I believe that you should do everything that you can to create and strengthen international processes for resolving conflicts that at least suggest the rule of law rather than the rule of arbitrary violence. Two days ago, the Special Court of Sierra Leone sentenced Charles Taylor to 50 yeas in prison for crimes against the people of Liberia. That is a step in the right direction. Shouldn’t we try to bring those we regard as terrorists to trial in U.N. sponsored international courts, rather than assassinating or summarily imprisoning them? If the United Nations had just put Taylor in prison for 50 years without giving him his “day in court,” would we be closer to peace and more secure?

The condition of war tends to obliterate all processes of justice. World War II may have begun with national leaders proclaiming limits to their use of violence. Almost all stated their opposition to the indiscriminate bombing of civilians. However, before the war ended, there do not seem to have been any restraints in regard to the use of violence on the part of anyone. Nazi Germany was operating extermination centers like Treblinka and Auschwitz. The U.S. fire bombed Dresden, Tokyo, and other Axis cities, and annihilated Hiroshima and Nagasaki with atomic bombs. The bombings were justified on the grounds that they hastened the end of war, but had dreadful implications for everyone. Thousands of hydrogen bombs are now aimed at cities. No national leader maintains that civilians are illegitimate targets. This is not progress in security and civilization.
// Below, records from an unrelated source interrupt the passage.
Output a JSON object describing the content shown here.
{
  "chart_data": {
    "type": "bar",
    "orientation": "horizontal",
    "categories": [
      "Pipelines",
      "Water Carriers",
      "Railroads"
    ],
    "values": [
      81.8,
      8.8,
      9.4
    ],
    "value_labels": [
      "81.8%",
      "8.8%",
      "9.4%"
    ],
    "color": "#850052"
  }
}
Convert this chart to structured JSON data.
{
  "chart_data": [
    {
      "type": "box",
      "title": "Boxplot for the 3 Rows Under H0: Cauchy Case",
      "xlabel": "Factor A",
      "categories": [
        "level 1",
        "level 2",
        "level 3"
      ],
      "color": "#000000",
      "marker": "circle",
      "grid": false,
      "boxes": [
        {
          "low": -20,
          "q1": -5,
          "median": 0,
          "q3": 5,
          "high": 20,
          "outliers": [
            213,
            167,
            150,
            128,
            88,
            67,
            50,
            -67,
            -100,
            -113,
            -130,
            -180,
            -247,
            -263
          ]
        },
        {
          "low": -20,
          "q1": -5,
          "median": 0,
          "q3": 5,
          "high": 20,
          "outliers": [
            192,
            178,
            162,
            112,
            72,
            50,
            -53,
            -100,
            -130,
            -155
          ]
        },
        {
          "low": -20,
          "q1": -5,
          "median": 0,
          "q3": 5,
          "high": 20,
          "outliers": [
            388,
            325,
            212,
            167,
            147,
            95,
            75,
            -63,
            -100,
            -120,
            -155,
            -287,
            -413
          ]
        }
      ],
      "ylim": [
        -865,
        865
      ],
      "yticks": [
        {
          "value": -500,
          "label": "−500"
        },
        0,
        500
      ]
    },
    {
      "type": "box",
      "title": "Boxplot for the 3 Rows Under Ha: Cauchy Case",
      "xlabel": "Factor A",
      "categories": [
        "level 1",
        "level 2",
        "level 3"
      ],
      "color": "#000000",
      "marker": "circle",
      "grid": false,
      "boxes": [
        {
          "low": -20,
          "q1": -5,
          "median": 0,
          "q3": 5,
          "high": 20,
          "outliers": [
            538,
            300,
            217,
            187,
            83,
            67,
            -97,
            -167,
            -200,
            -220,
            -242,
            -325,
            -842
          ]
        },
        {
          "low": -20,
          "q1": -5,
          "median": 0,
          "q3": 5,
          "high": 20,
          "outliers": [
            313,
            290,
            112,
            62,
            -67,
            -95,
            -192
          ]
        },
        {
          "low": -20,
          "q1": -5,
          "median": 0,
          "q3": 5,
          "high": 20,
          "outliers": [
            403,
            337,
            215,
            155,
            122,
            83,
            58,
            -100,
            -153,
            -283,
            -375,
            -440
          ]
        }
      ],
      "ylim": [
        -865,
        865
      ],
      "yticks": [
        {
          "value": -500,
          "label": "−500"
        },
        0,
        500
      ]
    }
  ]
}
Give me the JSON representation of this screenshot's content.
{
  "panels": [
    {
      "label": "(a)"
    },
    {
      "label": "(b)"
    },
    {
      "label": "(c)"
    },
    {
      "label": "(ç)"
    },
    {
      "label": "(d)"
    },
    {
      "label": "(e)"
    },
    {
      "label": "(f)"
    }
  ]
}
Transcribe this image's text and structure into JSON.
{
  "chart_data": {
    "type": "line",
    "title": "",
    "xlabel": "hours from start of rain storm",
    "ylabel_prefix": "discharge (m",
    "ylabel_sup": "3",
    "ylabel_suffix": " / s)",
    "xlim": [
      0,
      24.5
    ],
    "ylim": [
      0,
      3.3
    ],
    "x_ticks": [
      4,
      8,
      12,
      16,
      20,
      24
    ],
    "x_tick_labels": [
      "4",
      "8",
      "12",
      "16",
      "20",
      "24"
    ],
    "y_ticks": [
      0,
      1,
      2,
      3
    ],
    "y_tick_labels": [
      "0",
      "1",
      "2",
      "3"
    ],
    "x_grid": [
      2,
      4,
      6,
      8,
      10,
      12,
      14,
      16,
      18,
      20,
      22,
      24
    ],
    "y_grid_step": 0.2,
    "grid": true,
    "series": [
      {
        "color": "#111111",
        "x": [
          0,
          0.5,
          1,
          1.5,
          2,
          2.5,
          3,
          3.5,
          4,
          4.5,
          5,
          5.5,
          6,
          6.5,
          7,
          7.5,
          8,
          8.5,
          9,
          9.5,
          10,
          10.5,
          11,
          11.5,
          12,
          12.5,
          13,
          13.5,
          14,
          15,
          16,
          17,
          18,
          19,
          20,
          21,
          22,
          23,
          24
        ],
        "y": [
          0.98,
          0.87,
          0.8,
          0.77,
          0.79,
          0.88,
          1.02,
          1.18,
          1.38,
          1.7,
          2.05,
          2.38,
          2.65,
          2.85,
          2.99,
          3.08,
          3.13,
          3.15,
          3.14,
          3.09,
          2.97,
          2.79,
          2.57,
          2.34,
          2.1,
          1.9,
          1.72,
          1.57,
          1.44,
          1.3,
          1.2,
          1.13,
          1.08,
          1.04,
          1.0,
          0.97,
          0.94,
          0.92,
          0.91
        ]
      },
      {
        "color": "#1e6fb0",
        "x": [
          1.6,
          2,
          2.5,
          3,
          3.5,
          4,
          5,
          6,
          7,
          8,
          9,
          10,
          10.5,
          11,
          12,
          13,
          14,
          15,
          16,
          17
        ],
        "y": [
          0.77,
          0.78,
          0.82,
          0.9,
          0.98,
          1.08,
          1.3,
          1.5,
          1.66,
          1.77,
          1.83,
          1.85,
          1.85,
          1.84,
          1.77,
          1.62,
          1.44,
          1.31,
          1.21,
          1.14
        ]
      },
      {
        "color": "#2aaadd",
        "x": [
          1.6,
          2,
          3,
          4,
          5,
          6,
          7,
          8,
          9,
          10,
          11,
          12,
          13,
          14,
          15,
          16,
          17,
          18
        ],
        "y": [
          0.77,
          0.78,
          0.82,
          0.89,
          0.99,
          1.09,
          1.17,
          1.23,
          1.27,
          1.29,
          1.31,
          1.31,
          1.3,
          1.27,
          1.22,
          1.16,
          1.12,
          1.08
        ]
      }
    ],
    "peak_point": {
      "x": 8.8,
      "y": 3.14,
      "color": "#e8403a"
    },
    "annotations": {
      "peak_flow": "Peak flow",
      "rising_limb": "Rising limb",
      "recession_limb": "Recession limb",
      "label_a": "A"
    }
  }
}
The “War on Terror” contains the danger of a similar “progression.” It may have begun with the assumption that we would not torture and assassinate people, but we now find ourselves doing these things. We may kill many of our enemies, but we can’t kill all of them, and what kind of world society results from such activity? It is a society where there is no “law,” only the power to kill that can be used arbitrarily by anyone who has the means. The President of the United States should take the lead in trying to create a world society based on law and justice, not arbitrary violence.